Danse

Fani Fuster, « la de Toulouse »

Qui aurait pu penser en croisant la petite jeune fille élégante et discrète dans les couloirs de la fac, alors qu’elle allait terminer, ô combien brillamment, des études de droit, qu’on la retrouverait quelques années plus tard, sur la scène du Théâtre Municipal d’Albi, dans une éblouissante démonstration de flamenco.

Fani Fuster « Alegria – Crédit photo T. Gallaway

C’est en effet une belle histoire de passion que celle de Fani, qui des rives de la Garonne la mena à celles du Guadalquivir. Partie pour quelques mois, elle y resta 8 ans, peaufinant auprès des plus grands maîtres sévillans ce qu’elle avait déjà appris à Toulouse. La voici revenue dans notre ville rose, où elle a ouvert en 2006 une école de danse tout en pratiquant son art sur scène. C’est ainsi que Vicente Pradal lui a confié la chorégraphie, qu’elle danse elle-même, de son dernier spectacle sur des poèmes de Federico Garcia Lorca, « Divan del Tamarit ». Spectacle qui a obtenu un très grand succès.
C’est dans le cadre du festival « Un week-end avec elles » qu’elle se produisait à Albi dans un spectacle remarquablement construit. Débutant par une « alegria » finissant traditionnellement par une « buleria », Fani démontre toute sa connaissance de la grammaire flamenca. Parfaitement assimilée, elle est précise, exacte mais l’on sent déjà que sans renier la tradition elle servira pour réécrire des « textes » très personnels. Dans cette première danse, Fani apprivoise son public.

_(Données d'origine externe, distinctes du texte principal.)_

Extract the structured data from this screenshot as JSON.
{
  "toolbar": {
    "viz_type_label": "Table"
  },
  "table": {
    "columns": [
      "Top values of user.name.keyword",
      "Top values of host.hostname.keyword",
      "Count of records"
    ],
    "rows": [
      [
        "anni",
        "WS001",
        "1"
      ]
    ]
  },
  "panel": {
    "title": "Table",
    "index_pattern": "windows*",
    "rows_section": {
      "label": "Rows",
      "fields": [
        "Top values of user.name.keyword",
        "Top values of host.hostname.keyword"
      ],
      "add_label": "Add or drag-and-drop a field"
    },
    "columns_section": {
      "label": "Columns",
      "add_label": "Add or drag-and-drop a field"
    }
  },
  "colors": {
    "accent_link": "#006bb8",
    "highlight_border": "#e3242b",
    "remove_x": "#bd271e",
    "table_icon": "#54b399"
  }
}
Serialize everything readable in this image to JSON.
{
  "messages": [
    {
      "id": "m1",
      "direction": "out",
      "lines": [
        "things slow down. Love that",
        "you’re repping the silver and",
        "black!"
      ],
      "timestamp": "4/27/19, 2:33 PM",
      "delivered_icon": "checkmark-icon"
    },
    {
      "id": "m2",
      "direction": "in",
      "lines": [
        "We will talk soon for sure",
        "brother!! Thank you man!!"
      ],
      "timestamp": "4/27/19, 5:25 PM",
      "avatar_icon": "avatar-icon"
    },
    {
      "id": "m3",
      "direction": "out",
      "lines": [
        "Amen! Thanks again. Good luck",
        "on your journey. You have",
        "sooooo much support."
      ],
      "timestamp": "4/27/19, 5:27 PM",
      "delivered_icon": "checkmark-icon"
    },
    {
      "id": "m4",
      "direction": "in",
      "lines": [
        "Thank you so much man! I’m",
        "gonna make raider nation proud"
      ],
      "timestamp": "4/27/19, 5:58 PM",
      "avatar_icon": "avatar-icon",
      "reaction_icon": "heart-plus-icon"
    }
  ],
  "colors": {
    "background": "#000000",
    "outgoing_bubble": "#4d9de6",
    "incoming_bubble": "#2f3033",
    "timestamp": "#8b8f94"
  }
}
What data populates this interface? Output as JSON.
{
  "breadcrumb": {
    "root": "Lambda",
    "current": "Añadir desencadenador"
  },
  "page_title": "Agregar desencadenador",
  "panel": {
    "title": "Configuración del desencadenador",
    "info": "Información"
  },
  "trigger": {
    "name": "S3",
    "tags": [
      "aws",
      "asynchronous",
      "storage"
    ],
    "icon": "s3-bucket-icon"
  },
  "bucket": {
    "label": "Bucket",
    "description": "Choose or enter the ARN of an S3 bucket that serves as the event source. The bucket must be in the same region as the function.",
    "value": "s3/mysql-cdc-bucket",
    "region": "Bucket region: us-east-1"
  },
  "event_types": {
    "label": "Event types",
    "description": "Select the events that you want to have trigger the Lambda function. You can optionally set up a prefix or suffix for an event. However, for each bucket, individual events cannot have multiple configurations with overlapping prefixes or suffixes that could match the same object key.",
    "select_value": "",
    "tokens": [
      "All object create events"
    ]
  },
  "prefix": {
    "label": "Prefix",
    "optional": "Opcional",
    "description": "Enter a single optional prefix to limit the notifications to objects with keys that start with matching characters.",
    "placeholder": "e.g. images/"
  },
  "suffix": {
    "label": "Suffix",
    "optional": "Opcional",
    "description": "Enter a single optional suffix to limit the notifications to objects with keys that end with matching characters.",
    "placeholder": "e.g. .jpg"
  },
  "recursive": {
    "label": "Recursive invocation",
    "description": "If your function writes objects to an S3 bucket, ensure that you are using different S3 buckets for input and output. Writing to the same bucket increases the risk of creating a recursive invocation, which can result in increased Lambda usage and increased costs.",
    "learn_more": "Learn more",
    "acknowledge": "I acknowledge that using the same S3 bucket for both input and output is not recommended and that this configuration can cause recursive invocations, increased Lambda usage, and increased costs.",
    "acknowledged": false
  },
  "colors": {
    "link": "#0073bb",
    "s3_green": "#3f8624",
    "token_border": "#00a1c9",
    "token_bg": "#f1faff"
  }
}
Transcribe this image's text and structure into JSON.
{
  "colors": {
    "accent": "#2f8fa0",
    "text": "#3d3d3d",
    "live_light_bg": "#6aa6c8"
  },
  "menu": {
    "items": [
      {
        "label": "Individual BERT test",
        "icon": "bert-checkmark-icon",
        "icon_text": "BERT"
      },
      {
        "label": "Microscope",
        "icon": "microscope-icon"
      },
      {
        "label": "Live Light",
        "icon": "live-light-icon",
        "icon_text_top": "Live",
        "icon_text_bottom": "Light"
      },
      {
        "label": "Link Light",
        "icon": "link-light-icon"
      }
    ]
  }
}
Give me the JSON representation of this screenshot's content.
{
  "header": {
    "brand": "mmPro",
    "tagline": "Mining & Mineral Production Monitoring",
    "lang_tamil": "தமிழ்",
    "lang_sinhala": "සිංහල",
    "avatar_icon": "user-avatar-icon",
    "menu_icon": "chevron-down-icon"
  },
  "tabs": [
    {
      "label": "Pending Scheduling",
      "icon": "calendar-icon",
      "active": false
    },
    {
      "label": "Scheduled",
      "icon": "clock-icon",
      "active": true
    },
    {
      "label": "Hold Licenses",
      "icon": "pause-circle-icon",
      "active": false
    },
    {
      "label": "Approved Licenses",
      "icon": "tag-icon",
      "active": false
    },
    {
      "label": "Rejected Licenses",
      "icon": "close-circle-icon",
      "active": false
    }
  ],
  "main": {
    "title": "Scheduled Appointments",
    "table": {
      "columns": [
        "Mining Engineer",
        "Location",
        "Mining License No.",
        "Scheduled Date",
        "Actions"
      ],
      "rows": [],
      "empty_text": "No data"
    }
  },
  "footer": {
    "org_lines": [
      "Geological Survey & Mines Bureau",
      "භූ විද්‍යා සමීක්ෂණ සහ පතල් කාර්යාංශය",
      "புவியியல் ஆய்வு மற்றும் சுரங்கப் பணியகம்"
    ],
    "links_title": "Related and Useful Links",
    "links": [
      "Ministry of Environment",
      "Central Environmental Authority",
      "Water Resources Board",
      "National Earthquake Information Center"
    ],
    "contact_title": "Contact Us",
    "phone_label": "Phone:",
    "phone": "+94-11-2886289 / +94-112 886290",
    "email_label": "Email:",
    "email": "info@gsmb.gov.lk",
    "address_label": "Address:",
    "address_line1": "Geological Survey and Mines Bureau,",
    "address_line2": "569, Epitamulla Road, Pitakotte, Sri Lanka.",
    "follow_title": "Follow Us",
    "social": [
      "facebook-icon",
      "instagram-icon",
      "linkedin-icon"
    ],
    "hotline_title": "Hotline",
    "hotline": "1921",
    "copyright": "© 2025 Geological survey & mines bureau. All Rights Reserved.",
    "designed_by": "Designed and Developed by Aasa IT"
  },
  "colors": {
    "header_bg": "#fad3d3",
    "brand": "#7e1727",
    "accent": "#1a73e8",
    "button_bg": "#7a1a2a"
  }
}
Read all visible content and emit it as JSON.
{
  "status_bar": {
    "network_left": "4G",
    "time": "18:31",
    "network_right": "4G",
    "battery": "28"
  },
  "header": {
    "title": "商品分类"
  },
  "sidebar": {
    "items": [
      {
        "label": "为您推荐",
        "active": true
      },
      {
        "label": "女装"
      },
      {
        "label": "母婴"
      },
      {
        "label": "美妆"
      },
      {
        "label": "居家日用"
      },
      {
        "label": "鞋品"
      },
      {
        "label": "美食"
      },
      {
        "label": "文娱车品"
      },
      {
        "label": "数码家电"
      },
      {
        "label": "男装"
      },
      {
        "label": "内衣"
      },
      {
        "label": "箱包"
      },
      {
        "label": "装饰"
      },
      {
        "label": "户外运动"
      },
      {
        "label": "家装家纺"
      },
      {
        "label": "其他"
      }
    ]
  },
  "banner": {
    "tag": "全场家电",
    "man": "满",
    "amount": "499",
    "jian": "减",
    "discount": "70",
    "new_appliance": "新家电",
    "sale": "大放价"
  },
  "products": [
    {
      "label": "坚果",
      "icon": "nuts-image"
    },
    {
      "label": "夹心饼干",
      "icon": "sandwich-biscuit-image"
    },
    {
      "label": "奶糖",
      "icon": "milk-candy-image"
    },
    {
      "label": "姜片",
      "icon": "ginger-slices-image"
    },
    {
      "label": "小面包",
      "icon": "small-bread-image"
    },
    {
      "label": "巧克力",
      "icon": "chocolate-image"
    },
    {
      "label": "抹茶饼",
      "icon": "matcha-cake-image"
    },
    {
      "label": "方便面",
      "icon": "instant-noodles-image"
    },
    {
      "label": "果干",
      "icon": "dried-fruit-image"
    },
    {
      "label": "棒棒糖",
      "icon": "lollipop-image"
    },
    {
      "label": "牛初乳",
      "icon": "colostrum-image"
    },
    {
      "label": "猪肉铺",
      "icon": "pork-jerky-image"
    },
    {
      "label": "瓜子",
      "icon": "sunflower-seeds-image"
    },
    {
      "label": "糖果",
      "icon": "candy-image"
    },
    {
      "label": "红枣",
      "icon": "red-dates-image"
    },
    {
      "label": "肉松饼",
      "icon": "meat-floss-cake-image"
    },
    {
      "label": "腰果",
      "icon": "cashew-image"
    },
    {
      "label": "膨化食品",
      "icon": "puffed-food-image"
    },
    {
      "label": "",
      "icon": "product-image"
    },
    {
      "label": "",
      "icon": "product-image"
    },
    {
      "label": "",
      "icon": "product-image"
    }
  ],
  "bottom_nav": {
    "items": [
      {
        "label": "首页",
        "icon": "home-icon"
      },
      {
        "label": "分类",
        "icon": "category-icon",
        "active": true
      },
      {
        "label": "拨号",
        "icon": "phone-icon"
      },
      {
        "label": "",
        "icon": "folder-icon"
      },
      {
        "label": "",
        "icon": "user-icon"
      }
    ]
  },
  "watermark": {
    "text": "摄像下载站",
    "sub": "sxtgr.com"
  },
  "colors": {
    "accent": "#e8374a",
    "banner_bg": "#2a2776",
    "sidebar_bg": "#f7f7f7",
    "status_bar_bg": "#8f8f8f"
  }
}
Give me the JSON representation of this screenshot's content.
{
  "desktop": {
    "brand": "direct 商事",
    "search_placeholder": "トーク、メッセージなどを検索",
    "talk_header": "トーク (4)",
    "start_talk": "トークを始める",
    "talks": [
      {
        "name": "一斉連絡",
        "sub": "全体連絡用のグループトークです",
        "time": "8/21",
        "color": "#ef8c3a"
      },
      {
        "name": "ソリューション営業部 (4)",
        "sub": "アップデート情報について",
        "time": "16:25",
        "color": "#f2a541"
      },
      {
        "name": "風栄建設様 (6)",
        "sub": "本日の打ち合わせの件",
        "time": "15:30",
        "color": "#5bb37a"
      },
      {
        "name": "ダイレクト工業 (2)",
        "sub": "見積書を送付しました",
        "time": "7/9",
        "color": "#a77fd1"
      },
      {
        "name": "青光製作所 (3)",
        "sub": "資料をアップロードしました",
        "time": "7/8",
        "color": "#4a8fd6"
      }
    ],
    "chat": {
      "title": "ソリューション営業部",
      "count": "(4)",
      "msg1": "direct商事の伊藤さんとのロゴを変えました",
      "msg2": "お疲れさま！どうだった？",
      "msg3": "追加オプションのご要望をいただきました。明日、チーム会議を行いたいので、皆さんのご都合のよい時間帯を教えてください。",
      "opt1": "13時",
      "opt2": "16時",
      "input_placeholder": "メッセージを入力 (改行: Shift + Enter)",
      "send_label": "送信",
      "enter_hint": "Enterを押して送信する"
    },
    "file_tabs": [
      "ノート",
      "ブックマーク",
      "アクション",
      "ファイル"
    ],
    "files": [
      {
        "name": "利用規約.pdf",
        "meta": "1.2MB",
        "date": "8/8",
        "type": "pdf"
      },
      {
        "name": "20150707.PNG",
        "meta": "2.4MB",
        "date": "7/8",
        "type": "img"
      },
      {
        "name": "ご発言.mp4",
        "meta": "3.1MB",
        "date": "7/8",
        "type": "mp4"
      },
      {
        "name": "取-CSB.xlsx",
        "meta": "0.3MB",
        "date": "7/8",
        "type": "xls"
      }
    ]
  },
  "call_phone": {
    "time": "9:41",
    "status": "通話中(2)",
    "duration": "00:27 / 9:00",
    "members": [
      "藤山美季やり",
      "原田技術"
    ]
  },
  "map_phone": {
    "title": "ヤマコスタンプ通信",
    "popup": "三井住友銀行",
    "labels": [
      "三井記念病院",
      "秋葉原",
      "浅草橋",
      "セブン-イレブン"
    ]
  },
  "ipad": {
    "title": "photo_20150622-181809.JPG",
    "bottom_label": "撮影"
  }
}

Gracieuse, enjôleuse, sans « enrobage » superflu, elle enlève son adhésion, bien entourée par ses complices de scène.

Fani Fuster « Solea » – Crédit photo P.J. Texier

Vient ensuite la « solea », danse où l’expression des sentiments prime. Subtilement, Fani nous mène vers son univers. D’abord par un costume masculin, ce qui est certes dans la tradition, mais Fani l’anime d’une veste de satin immaculé. Et sa danse s’intériorise, son regard se perd dans un monde au-delà de la scène, pour redécouvrir le public et lui dédier un éblouissant sourire.

Mais c’est dans la « siguiriya » que l’on perçoit encore mieux où son travail et sa recherche vont mener Fani. Ce choix n’est pas anodin car la « siguiriya » révèle le mystère souvent tragique de l’âme gitane, c’est une danse sobre, sérieuse, cérémonieuse. Par une gestuelle parfois mécanique, tel ces gestes hachés par une lumière troboscopique, la danseuse nous fait pénétrer dans son univers. Sa tension extrême apparaît jusqu’au bout de ses doigts tremblants dans la lumière. Cette interprétation peut dérouter les puristes, mais elle est le signe de cette nouvelle voie du flamenco, initiée en Espagne par des danseurs comme Israel Galvan, dont Fani fut l’une des danseuses.

Fani Fuster « Siguiriya » – Crédit photo P.J. Texier

Le tonnerre d’applaudissements qui salua le dernier « desplante » de Fani, est la meilleure preuve que cette artiste a su, par la subtile gradation de son spectacle, conquérir le public. Il nous reste à souligner ici la grande qualité de ses accompagnateurs. José Sanchez guitariste et complice évident de Fani, musicien pénétré et virtuose, plein de sensibilité et de fougue. Alberto Garcia et Cristo Cortés l’accompagnaient au chant et Max Richard aux percussions.
Fani Fuster souhaite ,dans le futur, fonder sa propre compagnie pour créer, et nous donner sa vision propre du flamenco. Un projet que nous suivrons attentivement.